What did Abram do? He simply believed what God had told him. He trusted the Lord and he was immediately justified. What we have here is the first portrait of the moment of justification. It has been portrayed again and again throughout the history of the people of God, celebrated in millions of sermons and made the theme of thousands of hymns. God makes us a promise of forgiveness and sonship and the certainty of getting to heaven, and we trust God and we are declared righteous.

Jesus thy blood and righteousness,

My beauty are, my glorious dress.

In distant worlds in these arrayed

With joy shall I lift up my head. (Zinzendorf).

This moment could happen for you today, because justification is not a progressive work, in other words, it is not some long process. Justification is a verdict delivered by God in a moment akin to, “Not guilty . . . acquitted . . . accepted . . . forgiven . . .” It happens to one has not done good works to earn his acceptance by God, rather justification comes by entrusting your life to God’s good news.

Does this righteousness come to those who have achieved some degree of godliness first? No, godliness is the fruit of justification, not the grounds of justification. Abraham was a sinning imperfect man. For seventy-five years of his life he had worshipped idols. He was to sin again and again, and yet he entrusted himself for time and eternity to the God who had made himself known to him, the God who made exceeding great and precious promises, and Abram was justified. It is the same today and ever shall be. The ungodly who trust in the Lord are declared righteous by God. It is an utterly shocking message to the natural man. It jars with all his judicial sentiments. Good judges should be men who justify the righteous, and who condemn the sinful. How can God justify the sinful who say their only hope is Jesus Christ? Because Christ, the one and only godly man, lived the life that we should live but have failed to do. He lived it as the God man and so his righteous obedience is infinite, eternal and unchangeable. He also died to make full and perfect atonement for the sins of the ungodly. So that through Jesus Christ, and for his sake, God justifies all who trust in him.
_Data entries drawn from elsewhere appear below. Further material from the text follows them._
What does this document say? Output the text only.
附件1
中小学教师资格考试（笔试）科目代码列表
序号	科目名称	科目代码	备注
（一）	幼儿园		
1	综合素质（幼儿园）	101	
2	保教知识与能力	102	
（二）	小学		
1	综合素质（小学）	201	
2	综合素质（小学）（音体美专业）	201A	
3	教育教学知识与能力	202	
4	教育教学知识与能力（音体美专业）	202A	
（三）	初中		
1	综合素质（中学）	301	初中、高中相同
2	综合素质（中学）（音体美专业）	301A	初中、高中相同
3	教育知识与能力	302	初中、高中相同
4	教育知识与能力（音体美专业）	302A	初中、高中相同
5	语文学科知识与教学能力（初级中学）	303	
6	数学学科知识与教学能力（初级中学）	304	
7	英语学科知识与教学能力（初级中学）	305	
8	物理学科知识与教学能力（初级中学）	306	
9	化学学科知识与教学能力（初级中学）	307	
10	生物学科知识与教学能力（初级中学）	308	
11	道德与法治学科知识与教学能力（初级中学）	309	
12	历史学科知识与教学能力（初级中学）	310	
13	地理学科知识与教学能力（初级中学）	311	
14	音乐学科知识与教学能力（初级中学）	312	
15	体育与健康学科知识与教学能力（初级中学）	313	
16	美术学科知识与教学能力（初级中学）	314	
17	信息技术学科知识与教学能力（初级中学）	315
Abram’s faith was credited to him as righteousness. Not his works or his love or the fruit of faith, but his trust in the speaking God – Abram’s faith alone in the Lord alone was credited as righteousness. So here we are today as sinners on the brink of hell. We are not in a mere self-imposed condition of alienation, but we are under under a God-imposed sentence of condemnation. How shall we escape a just punishment for our sins? How shall we get right with God, be forgiven, acquitted, counted as righteous in his presence rather than guilty and ungodly? Answer: by trusting in the One who justifies the ungodly. Christ the Son of Abraham, died to pay our debt. Christ the Son of Mary lived to provide our righteousness. Christ the Son of God has infinite merit, and he offers himself to be our total and complete answer to sin and shame. When we despair of ourselves and when we trust the God who justifies the ungodly, God reckons our sin as punished on the cross, and God reckons Christ’s righteousness as imputed to us. Do you want to be right with God? Do you want to have under you life a firm unshakable foundation for eternity? Do you want peace that passes all understanding? Trust in the compassionate, speaking Lord and his salvation, the one provided by the God and Father of Jesus Christ, the One who justifies the ungodly. Trust in him. Trust right into him. Entrust all you have to all he is.